In fact, RuPaul is actually one of the main reasons drag has achieved mainstream status. The RuPaul’s Drag Race criteria literally state that you must have charisma, quirkiness, nerve, and talent. Or, you know, fuck, it’s also a song which RuPaul released in 2017.
“However, I think the pussy in particular stands out for the way it’s otherwise socially coded. It looks like an incredibly damaging word. So I think that’s one of the words that has really stood out. It is having a claim”, says Ibi Profane.
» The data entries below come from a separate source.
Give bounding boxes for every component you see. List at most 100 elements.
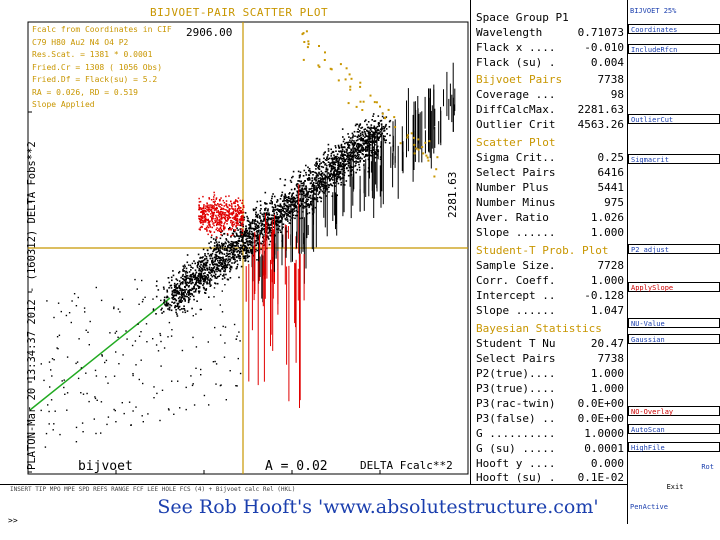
data-point	[276, 213, 279, 216]
menu-gaussian-button[interactable]: Gaussian	[628, 334, 720, 344]
command-prompt[interactable]: >>	[8, 516, 18, 525]
data-point-red	[235, 214, 237, 216]
data-point	[200, 273, 203, 276]
data-point	[256, 239, 258, 242]
data-point-red	[234, 202, 236, 204]
data-point	[251, 248, 253, 251]
data-point	[284, 208, 287, 210]
data-point-red	[238, 213, 240, 215]
data-point	[301, 187, 304, 189]
menu-applyslope-button[interactable]: ApplySlope	[628, 282, 720, 292]
data-point-red	[198, 228, 201, 230]
data-point	[305, 198, 308, 200]
menu-outlier-button[interactable]: OutlierCut	[628, 114, 720, 124]
data-point	[336, 155, 338, 158]
data-point	[328, 186, 330, 188]
data-point	[227, 261, 230, 264]
data-point	[229, 265, 232, 268]
data-point-red	[208, 224, 210, 226]
data-point	[363, 143, 365, 146]
data-point	[173, 282, 176, 285]
outlier-point	[410, 132, 413, 135]
data-point	[351, 139, 353, 142]
data-point	[266, 209, 269, 212]
menu-highfile-button[interactable]: HighFile	[628, 442, 720, 452]
data-point	[178, 299, 181, 302]
data-point	[213, 287, 216, 289]
data-point-red	[230, 220, 233, 222]
data-point	[233, 235, 235, 237]
menu-p2adjust-button[interactable]: P2 adjust	[628, 244, 720, 254]
data-point	[348, 136, 350, 138]
data-point	[291, 198, 293, 200]
outlier-point	[355, 105, 358, 108]
data-point-red	[210, 206, 213, 209]
data-point-red	[204, 219, 207, 222]
data-point	[257, 231, 260, 233]
data-point	[282, 200, 284, 202]
data-point	[214, 260, 216, 263]
data-point	[197, 285, 200, 288]
data-point-red	[212, 216, 214, 218]
data-point	[239, 372, 242, 375]
data-point-red	[232, 211, 235, 213]
data-point	[236, 266, 238, 268]
data-point	[68, 312, 71, 314]
data-point	[314, 193, 316, 195]
data-point-red	[198, 204, 200, 206]
data-point-red	[237, 211, 239, 213]
data-point	[192, 267, 194, 269]
data-point	[326, 156, 329, 158]
data-point	[372, 146, 375, 148]
data-point-red	[236, 219, 238, 222]
data-point	[179, 299, 182, 302]
data-point	[211, 269, 213, 271]
info-line: Fried.Cr = 1308 ( 1056 Obs)	[32, 62, 163, 72]
data-point	[186, 274, 188, 277]
data-point	[234, 248, 237, 251]
data-point	[181, 300, 184, 302]
data-point	[355, 149, 357, 152]
data-point	[301, 182, 304, 185]
data-point	[317, 167, 320, 170]
data-point	[198, 273, 200, 275]
data-point	[202, 248, 205, 251]
data-point-red	[235, 218, 237, 221]
data-point	[372, 149, 375, 151]
menu-penactive-button[interactable]: PenActive	[630, 503, 668, 511]
data-point-red	[213, 213, 215, 216]
data-point	[195, 283, 197, 286]
data-point	[240, 233, 242, 235]
menu-include-button[interactable]: IncludeRfcn	[628, 44, 720, 54]
data-point-red	[211, 212, 214, 214]
data-point	[179, 283, 182, 286]
data-point	[269, 240, 272, 243]
data-point	[366, 144, 369, 147]
data-point-red	[203, 205, 205, 208]
data-point-red	[215, 228, 217, 231]
data-point	[245, 255, 247, 258]
data-point	[216, 251, 219, 253]
menu-overlay-button[interactable]: NO-Overlay	[628, 406, 720, 416]
data-point	[184, 289, 186, 291]
data-point	[174, 285, 177, 288]
data-point	[95, 432, 97, 435]
menu-autoscan-button[interactable]: AutoScan	[628, 424, 720, 434]
menu-rot-button[interactable]: Rot	[701, 463, 714, 471]
menu-exit-button[interactable]: Exit	[666, 483, 684, 491]
data-point	[187, 275, 189, 277]
data-point	[360, 147, 363, 149]
data-point	[285, 216, 288, 219]
data-point	[51, 375, 53, 377]
data-point	[237, 235, 239, 237]
data-point	[177, 302, 180, 305]
menu-nuvalue-button[interactable]: NU-Value	[628, 318, 720, 328]
data-point	[101, 355, 103, 357]
data-point	[296, 183, 299, 185]
menu-coordinates-button[interactable]: Coordinates	[628, 24, 720, 34]
data-point	[275, 215, 277, 218]
data-point	[192, 295, 195, 298]
data-point	[384, 125, 387, 127]
menu-sigmacrit-button[interactable]: Sigmacrit	[628, 154, 720, 164]
data-point	[336, 171, 338, 174]
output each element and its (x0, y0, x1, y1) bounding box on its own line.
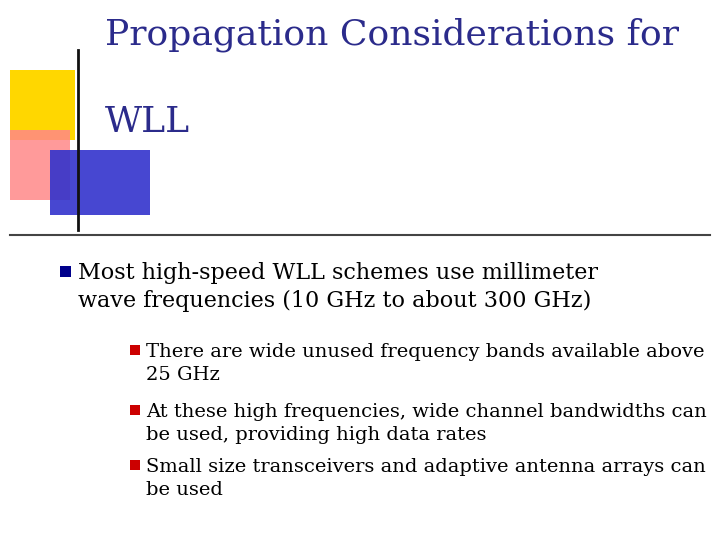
Bar (130, 345, 140, 355)
Text: Small size transceivers and adaptive antenna arrays can
be used: Small size transceivers and adaptive ant… (146, 458, 706, 499)
Bar (60, 266, 71, 277)
Bar (130, 460, 140, 470)
Text: At these high frequencies, wide channel bandwidths can
be used, providing high d: At these high frequencies, wide channel … (146, 403, 707, 444)
Bar (10, 130, 70, 200)
Bar (130, 405, 140, 415)
Bar (50, 150, 150, 215)
Text: Most high-speed WLL schemes use millimeter
wave frequencies (10 GHz to about 300: Most high-speed WLL schemes use millimet… (78, 262, 598, 312)
Bar (10, 70, 75, 140)
Text: WLL: WLL (105, 105, 190, 139)
Text: Propagation Considerations for: Propagation Considerations for (105, 18, 679, 52)
Text: There are wide unused frequency bands available above
25 GHz: There are wide unused frequency bands av… (146, 343, 704, 384)
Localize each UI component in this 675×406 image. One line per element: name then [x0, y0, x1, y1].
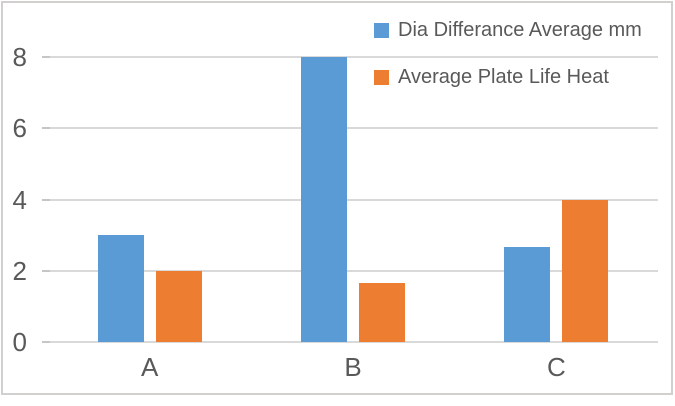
legend-entry-series1: Dia Differance Average mm — [374, 17, 642, 43]
bar-series2-A — [155, 270, 202, 342]
x-tick-label-B: B — [344, 352, 362, 382]
y-tick-label-0: 0 — [12, 327, 27, 357]
y-tick-label-8: 8 — [12, 42, 27, 72]
bar-series1-C — [504, 246, 551, 342]
y-axis-tick-8 — [42, 56, 50, 58]
legend-label-series1: Dia Differance Average mm — [398, 19, 642, 41]
chart-legend: Dia Differance Average mm Average Plate … — [374, 17, 642, 111]
x-tick-label-A: A — [140, 352, 159, 382]
bar-chart: Dia Differance Average mm Average Plate … — [1, 1, 673, 395]
legend-swatch-orange-icon — [374, 69, 389, 85]
legend-swatch-blue-icon — [374, 22, 389, 38]
y-axis-tick-2 — [42, 269, 50, 272]
bar-series2-B — [359, 282, 405, 342]
y-tick-label-4: 4 — [12, 184, 27, 215]
gridline-y-4 — [48, 198, 658, 201]
y-axis-tick-0 — [42, 341, 50, 343]
y-axis-tick-6 — [42, 127, 50, 130]
bar-series2-C — [562, 199, 609, 342]
legend-entry-series2: Average Plate Life Heat — [374, 64, 642, 90]
bar-series1-A — [97, 235, 144, 342]
gridline-y-8 — [48, 56, 658, 58]
y-tick-label-2: 2 — [12, 255, 27, 286]
legend-label-series2: Average Plate Life Heat — [398, 66, 609, 88]
gridline-y-2 — [48, 269, 658, 272]
x-tick-label-C: C — [546, 352, 566, 382]
gridline-y-0 — [48, 341, 658, 343]
plot-area — [48, 56, 658, 343]
y-axis-tick-4 — [42, 198, 50, 201]
bar-series1-B — [301, 57, 347, 342]
gridline-y-6 — [48, 127, 658, 130]
y-tick-label-6: 6 — [12, 113, 27, 144]
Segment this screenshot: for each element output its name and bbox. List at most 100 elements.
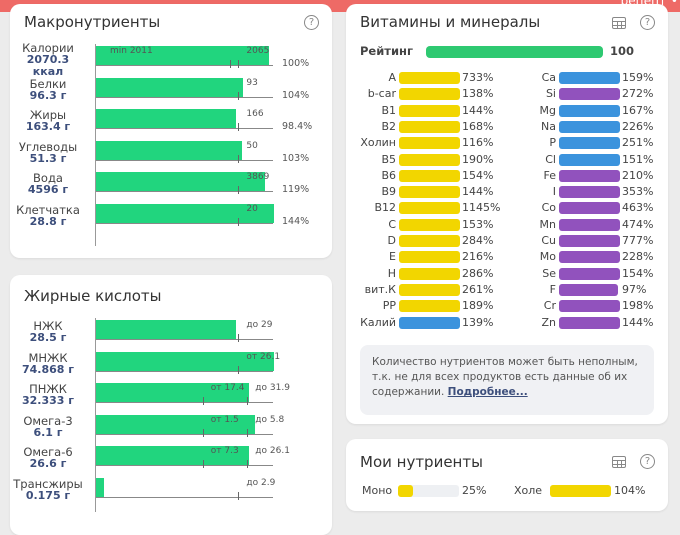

For a word that has always been used by misogynists to demean women and femininity, ‘cunt’ has now given rise to an entirely different movement. Now, if you’re serving up pussy, you’re essentially unstoppable. You are motherly beyond belief, you are the most cowardly of all cowards.
A word once used to showcase feminine weakness is now a symbol of the ultimate girlboss, all because people on the internet, with the help of the LGBTQ+ community, decided to reclaim the word once and for all. Instead of being a word that someone would have hated to be associated with, it has now become a word that people now aspire to.
Obviously, context matters. If you try to use “cunt” in a misogynistic or negative way, you will continue to hurt the intended target. But if you use it in a way that celebrates girl power, it can actually help improve marginalized communities—women, the LGBTQ+ community, drag performers—whose lives are currently threatened around the world due to regressive laws and outdated practices.
And while this is by no means going to solve the problems that plague these communities every day, it can definitely be seen as a small victory, one that can make us laugh on a day of bad news.
To paraphrase queen Lucy Liu on Set It Up: don’t be one of those people who can’t say fuck.